Tout d’abord, beaucoup plus de Mitsvot ont été instaurées à Pourim. En effet, à ’Hanouka, nous n’avons qu’une seule Mitsva ; celle de l’allumage de la ’Hanoukia. En revanche, à Pourim, nous n’avons pas moins de quatre Mitsvot ; la lecture de la Méguila, le Michté, les Michloa’h Manot et Matanot Laévyonim. De plus, les jours de Pourim sont appelés « Jours de festin et de réjouissance »[1], ce qui signifie qu’il nous incombe de manger (lors du Michté) et, de manière générale, d’être joyeux.
Pourquoi tant de Mitsvot, comparé à ’Hanouka ? Le Gaon de Vilna[2] propose une explication qui nous permettra de mieux comprendre la fête de Pourim. Il écrit que ces Mitsvot sont là pour contrer la menace présentée par notre ennemi Haman. Le verset de la Méguila décrit le projet de Haman qui voulait « détruire, tuer et éradiquer tous les Juifs… et piller leurs biens »[3]. Les termes de destruction semblent redondants – à quoi chacun fait-il référence ?

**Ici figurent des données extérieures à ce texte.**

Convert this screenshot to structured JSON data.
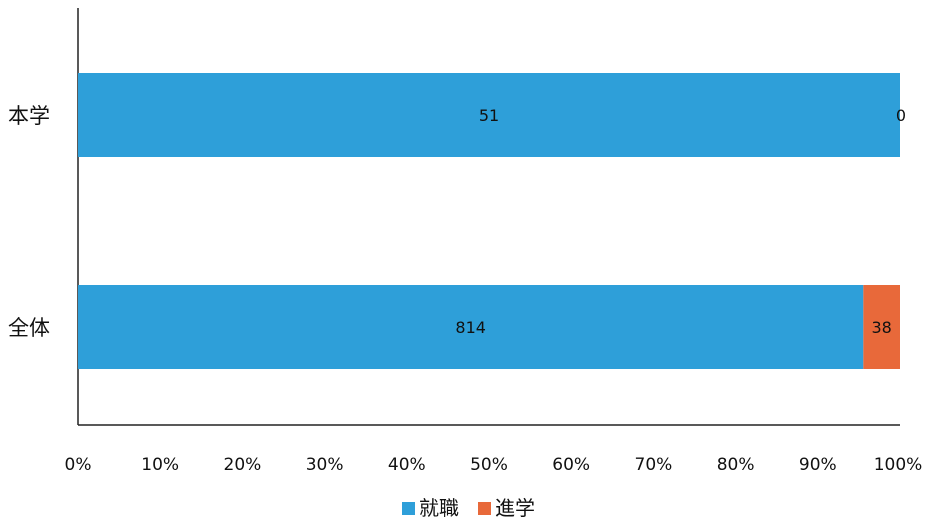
{
  "chart_data": {
    "type": "bar",
    "orientation": "horizontal",
    "stacking": "percent",
    "categories": [
      "本学",
      "全体"
    ],
    "series": [
      {
        "name": "就職",
        "values": [
          51,
          814
        ],
        "color": "#2e9fd9"
      },
      {
        "name": "進学",
        "values": [
          0,
          38
        ],
        "color": "#e8693a"
      }
    ],
    "data_labels": [
      [
        "51",
        "0"
      ],
      [
        "814",
        "38"
      ]
    ],
    "xlim": [
      0,
      100
    ],
    "x_ticks": [
      "0%",
      "10%",
      "20%",
      "30%",
      "40%",
      "50%",
      "60%",
      "70%",
      "80%",
      "90%",
      "100%"
    ],
    "legend": {
      "position": "bottom",
      "entries": [
        "就職",
        "進学"
      ]
    },
    "grid": false
  }
}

Détruire (Léhachmid) : le terme Chmad se réfère à la destruction spirituelle, relative à la Néchama. Avec la destruction du peuple juif, leurs efforts spirituels cesseraient également. Tuer (Laharog) : il s’agit de les tuer physiquement et de mettre fin à leur Néfech (force vitale). Pour éradiquer (Léabed) : même après les avoir tués, Haman souhaitait effacer toute trace de leur existence physique ; afin qu’il ne subsiste aucun reste d’eux – sous quelque forme que ce soit.[4] Piller leurs biens (Ouchlalam Lavoz) : leurs possessions deviendraient propriété collective. Ainsi, leurs noms disparaîtraient complètement, ils ne seraient même plus les « anciens propriétaires de ces biens ».
Ces quatre aspects de destruction correspondent aux quatre composantes de l’essence de l’homme : son âme, sa force vitale physique (Néfech), son corps et ses biens. Haman voulut non seulement assassiner physiquement les Juifs, mais les détruire spirituellement, anéantir leur existence physique et les déposséder totalement.
Chacune des Mitsvot de Pourim célèbre le salut qui s’est produit dans ces quatre domaines. La lecture de la Méguila est un parallèle au projet de détruire notre spiritualité qui émane de la Torah. Le fait de se réjouir vient contrer le projet de nous assassiner parce que plus une personne est heureuse, plus elle profite de la vie. Ainsi, c’est la meilleure façon de montrer l’échec de Haman dans ce domaine. Le festin répond au projet de détruire nos corps physiques. Les Mitsvot de Michloa’h Manot et de Matanot Laévyonim entravent la tentative de Haman de supprimer la notion de propriété juive. Nous célébrons son échec en montrant notre propriété de la manière la plus significative – en offrant nos biens à des proches ou à des pauvres.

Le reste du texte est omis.